(2)責任者は誰だ?

 青少年の凶悪事件が起き、今どきの子どもの“育ち”に世間の関心が集まるたび、必ず教育改革が話題となる。かつては、「学校での詰め込み教育が原因だ」と批判を浴び、“ゆとり教育”が打ち出された。それが昨今では、「学力の低下を招いた」と問題視されるようになってきた。そのたびに、現場の教師たちは右往左往する。

 1980年代に、中学校での校内暴力がピークを迎えた頃、私は小学校の教師をしていた。ある時、中学校の教師に、「小学校での指導に、問題があるのではないか」とぼやかれたことがあった。「今の中学生は、入学した時からすでに、昔とは違うやりにくさがある」というのが、その教師の言い分だった。
 1990年代に入り、今度は、小学校での学級崩壊やいじめの問題が深刻化してきた。そんな頃、一部の小学校教師の間では、「幼稚園での指導に原因があるのではないか」という声があがっていた。そもそも入学してきた時から、子どもの様子がおかしい。入学式の途中であきてしまい、椅子の上に乗って後ろを眺めだす子どもが一人や二人ではない。教室でも椅子に座っていられず、勝手に歩き回る子どもが大勢いる。昔の子どもは、こんなではなかった。
 現場の教師たちには、「学校教育が元凶だ」という声があがるたび、空しさを覚える。もちろん、学校の教育体制にも改善の余地はあるだろう。しかし、そもそもスタートの時点で子どもがおかしいのだから、原因は入学以前にあるはずだ。かくて、中学校の教師は小学校を疑い、小学校の教師は幼稚園や保育園のせいではないかと疑う。

 それでは子どもの変質の原因は、幼稚園や保育園の指導のあり方にあるのだろうか。幼稚園では、1990年代に、“自由保育”の考え方が急速に広まった。画一的なカリキュラムに縛りつけるのではなく、子どもの自由な発想や自主性を重んじようという指導方法である。「自由保育によって、しつけがおろそかになったから、小学校の教師が苦労するのだ」という声に対して、幼稚園のベテラン教師たちは言う。「入園の時から、昔の子どもとは違うので、私たちも苦労しているのです」。
 そもそも入園時から、従来のカリキュラムには乗ってこられない子どもが増えてきた。その状況に対応するための“苦肉の策”という側面が、自由保育全盛の陰にあるのだという。「今の母親は、昔とずいぶん変わってきましたからねえ。親の育て方が、一番の問題なのではないでしょうか」。
 かくして責任者捜しの矢は、中学校、小学校、幼稚園を経て、母親へと突き刺さる。子どもの変質の原因は、親の育て方にあるのだろうか?
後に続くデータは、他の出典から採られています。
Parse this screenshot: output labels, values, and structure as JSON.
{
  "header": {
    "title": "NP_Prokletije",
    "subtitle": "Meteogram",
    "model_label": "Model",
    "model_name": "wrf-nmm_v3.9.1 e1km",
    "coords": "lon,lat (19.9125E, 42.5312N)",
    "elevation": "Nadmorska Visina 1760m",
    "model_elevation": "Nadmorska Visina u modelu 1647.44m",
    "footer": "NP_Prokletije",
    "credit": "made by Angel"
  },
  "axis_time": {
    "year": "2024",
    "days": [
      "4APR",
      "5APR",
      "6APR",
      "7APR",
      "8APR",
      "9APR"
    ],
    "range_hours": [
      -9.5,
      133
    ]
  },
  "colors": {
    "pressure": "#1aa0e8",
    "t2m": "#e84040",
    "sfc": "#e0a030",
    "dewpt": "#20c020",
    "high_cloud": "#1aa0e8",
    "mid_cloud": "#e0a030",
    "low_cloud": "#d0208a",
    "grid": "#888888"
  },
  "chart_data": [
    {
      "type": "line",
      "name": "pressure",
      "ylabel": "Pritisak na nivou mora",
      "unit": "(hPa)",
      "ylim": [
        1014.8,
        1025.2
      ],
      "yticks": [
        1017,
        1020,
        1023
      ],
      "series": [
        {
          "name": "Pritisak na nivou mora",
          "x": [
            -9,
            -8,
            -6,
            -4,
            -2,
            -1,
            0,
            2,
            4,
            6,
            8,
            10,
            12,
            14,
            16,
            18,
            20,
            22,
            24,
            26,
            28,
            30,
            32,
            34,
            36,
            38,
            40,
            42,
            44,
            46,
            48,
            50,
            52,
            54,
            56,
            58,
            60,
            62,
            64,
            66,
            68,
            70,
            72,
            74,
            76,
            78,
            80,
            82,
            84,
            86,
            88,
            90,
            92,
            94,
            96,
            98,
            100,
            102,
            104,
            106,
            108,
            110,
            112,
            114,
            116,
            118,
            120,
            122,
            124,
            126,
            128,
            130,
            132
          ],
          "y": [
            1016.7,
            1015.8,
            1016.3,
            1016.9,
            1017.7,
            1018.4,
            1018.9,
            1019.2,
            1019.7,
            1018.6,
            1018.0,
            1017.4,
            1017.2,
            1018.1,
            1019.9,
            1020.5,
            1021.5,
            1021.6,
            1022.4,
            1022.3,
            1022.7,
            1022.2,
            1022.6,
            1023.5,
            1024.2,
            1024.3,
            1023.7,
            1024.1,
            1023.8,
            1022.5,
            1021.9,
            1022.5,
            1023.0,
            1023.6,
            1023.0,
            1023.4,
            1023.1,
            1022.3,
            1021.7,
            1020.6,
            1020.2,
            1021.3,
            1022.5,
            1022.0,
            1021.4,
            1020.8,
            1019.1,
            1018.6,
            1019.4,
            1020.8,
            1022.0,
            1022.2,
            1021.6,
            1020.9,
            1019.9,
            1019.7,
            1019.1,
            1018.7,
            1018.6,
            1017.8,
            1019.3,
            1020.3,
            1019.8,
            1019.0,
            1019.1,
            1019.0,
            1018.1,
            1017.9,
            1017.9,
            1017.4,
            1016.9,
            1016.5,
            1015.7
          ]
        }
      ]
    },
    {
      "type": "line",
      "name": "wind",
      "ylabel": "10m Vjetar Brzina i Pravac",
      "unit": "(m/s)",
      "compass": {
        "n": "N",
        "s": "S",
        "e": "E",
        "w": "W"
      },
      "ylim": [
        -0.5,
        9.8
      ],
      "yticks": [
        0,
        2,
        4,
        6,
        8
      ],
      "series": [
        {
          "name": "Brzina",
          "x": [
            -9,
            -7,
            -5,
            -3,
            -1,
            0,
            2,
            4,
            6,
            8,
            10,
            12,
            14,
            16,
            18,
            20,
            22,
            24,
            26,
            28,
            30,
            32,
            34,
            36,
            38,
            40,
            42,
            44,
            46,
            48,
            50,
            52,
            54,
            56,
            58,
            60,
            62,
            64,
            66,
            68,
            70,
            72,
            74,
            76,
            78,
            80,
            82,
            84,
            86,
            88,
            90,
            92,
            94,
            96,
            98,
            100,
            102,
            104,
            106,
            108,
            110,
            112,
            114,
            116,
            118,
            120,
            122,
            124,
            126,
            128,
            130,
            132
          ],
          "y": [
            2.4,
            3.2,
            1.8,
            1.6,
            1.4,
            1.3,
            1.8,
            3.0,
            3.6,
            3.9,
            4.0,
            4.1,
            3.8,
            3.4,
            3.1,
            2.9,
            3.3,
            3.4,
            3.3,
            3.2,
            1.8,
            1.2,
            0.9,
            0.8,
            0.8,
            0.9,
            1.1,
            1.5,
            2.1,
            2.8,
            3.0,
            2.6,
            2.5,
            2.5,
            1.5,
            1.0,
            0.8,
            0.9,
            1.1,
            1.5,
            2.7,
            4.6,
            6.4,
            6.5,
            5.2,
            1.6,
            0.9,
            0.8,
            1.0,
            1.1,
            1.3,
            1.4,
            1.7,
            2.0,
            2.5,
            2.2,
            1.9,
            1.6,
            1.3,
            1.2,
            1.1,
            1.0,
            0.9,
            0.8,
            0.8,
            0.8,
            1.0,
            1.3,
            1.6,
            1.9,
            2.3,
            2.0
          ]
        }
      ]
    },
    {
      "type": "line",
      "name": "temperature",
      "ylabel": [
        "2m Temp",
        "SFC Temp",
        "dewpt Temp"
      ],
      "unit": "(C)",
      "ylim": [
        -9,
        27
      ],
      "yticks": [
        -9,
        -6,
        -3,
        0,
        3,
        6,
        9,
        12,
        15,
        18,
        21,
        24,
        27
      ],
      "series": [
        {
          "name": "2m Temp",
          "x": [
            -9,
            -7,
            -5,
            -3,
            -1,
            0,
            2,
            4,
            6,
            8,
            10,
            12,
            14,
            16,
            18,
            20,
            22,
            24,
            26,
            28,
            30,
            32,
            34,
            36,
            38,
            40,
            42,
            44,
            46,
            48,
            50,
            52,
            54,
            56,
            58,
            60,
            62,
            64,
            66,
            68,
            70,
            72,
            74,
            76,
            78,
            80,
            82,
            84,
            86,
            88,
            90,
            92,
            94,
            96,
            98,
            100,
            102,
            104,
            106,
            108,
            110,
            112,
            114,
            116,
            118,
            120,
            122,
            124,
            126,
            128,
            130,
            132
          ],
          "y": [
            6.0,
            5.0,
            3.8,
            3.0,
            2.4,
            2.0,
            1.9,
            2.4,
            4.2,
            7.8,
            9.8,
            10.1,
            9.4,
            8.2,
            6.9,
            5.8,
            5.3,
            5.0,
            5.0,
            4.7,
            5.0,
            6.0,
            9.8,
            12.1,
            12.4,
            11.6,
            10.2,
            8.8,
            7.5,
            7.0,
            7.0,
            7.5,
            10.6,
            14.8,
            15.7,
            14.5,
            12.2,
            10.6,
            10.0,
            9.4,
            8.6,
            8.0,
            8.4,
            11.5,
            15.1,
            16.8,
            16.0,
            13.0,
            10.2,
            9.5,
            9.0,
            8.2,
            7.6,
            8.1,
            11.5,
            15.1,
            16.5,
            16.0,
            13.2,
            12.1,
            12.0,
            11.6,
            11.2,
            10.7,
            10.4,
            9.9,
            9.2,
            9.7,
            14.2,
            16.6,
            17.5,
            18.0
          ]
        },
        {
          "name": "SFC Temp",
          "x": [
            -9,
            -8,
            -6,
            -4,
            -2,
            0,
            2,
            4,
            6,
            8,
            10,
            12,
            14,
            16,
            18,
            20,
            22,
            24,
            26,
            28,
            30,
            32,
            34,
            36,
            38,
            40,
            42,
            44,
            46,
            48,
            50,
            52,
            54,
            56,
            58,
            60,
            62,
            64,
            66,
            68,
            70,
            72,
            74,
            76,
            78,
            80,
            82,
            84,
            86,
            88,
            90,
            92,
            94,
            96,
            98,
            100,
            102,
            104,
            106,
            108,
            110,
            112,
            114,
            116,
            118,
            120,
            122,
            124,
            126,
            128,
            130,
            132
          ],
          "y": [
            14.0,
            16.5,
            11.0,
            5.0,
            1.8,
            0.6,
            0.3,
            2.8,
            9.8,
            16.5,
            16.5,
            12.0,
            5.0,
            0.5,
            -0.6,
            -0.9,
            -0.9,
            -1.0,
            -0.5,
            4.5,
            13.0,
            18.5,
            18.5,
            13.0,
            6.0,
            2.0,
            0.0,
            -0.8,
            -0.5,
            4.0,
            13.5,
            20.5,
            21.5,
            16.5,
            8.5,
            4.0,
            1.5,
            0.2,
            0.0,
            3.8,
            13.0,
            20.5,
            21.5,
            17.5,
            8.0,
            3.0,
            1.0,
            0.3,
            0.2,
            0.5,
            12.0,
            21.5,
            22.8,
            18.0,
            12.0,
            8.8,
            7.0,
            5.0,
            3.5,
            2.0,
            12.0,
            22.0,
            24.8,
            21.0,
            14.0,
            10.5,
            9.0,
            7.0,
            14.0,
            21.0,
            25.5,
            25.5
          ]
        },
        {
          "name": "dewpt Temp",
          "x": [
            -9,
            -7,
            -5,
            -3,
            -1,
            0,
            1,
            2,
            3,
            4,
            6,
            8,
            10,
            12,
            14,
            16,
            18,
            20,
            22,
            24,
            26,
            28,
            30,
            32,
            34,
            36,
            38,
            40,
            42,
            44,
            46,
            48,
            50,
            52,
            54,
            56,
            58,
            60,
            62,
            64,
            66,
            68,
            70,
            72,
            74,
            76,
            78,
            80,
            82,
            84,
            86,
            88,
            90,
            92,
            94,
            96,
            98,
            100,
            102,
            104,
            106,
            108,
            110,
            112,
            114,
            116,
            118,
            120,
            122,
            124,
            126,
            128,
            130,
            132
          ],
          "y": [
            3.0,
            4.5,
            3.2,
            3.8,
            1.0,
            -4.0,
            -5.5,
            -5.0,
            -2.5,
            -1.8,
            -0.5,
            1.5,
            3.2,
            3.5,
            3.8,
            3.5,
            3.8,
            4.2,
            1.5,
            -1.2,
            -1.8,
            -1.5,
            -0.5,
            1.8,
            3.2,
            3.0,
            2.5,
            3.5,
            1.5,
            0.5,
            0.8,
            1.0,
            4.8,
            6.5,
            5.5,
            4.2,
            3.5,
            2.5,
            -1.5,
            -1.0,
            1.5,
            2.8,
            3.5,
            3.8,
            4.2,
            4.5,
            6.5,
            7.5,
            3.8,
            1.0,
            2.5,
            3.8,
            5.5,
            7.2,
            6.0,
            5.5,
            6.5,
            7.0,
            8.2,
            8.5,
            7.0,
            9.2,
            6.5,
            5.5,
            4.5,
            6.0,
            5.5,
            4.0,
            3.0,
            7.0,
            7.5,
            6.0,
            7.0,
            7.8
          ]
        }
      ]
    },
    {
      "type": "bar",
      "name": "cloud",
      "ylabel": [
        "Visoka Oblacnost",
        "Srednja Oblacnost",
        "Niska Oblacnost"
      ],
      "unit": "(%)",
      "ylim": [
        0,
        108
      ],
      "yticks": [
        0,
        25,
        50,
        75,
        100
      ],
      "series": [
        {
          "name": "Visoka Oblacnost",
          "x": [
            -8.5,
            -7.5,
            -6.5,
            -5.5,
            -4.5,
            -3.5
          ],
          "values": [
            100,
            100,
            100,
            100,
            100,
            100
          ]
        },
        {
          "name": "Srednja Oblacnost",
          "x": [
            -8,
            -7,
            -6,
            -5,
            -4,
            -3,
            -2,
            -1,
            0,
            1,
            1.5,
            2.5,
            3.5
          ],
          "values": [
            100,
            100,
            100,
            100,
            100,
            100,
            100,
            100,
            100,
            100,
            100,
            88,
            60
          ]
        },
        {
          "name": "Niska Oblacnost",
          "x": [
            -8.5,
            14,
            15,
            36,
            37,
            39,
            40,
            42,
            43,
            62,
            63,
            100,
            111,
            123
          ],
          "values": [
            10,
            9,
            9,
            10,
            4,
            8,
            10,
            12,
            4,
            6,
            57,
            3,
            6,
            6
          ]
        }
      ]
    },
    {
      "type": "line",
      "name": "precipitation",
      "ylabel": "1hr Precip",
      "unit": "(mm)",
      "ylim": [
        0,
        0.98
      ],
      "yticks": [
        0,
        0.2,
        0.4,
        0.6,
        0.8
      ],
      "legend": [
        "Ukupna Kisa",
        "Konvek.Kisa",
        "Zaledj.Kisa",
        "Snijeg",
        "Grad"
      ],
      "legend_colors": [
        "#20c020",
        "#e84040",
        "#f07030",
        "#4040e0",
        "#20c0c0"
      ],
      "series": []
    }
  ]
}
 現場の教師たちが口を揃えて言うのは、親のタイプの二極化だ。昔も、それなりに無神経な親はいたし、神経質な親もいた。しかし大多数は、そのどちらの極端でもない“普通の親”だった。
 ところが今は、子どもに対する配慮に欠け、まるで自分が“子ども”のように傍若無人に振る舞う“とんでもない親”が確実に増えている。その一方で、子どもの一挙手一投足を気にしすぎ、親としての重圧にあえぐ“まじめすぎる親”も増えているのだという。
 “とんでもない親”の子どもに、様々な問題が生じてくるであろうことは容易に想像できる。それでは“まじめすぎる親”に対しては、「気にしすぎないように」とアドバイスしていれば、事足りるのだろうか。

 相談室を訪れるのは、子育てに行きづまっている現状をなんとか打開したいと思って来るのだから、大半はまじめな親だ。「気にしすぎ」の傾向をもつ親もいる。
 しかし、よく話を聞いてみると、大半のケースでは、「気にしすぎてしまうのも、無理もない経過」がある。つまり、親の育て方うんぬんの前に、もともと「育てにくい子ども」だったために、悪循環に陥ってしまったのである。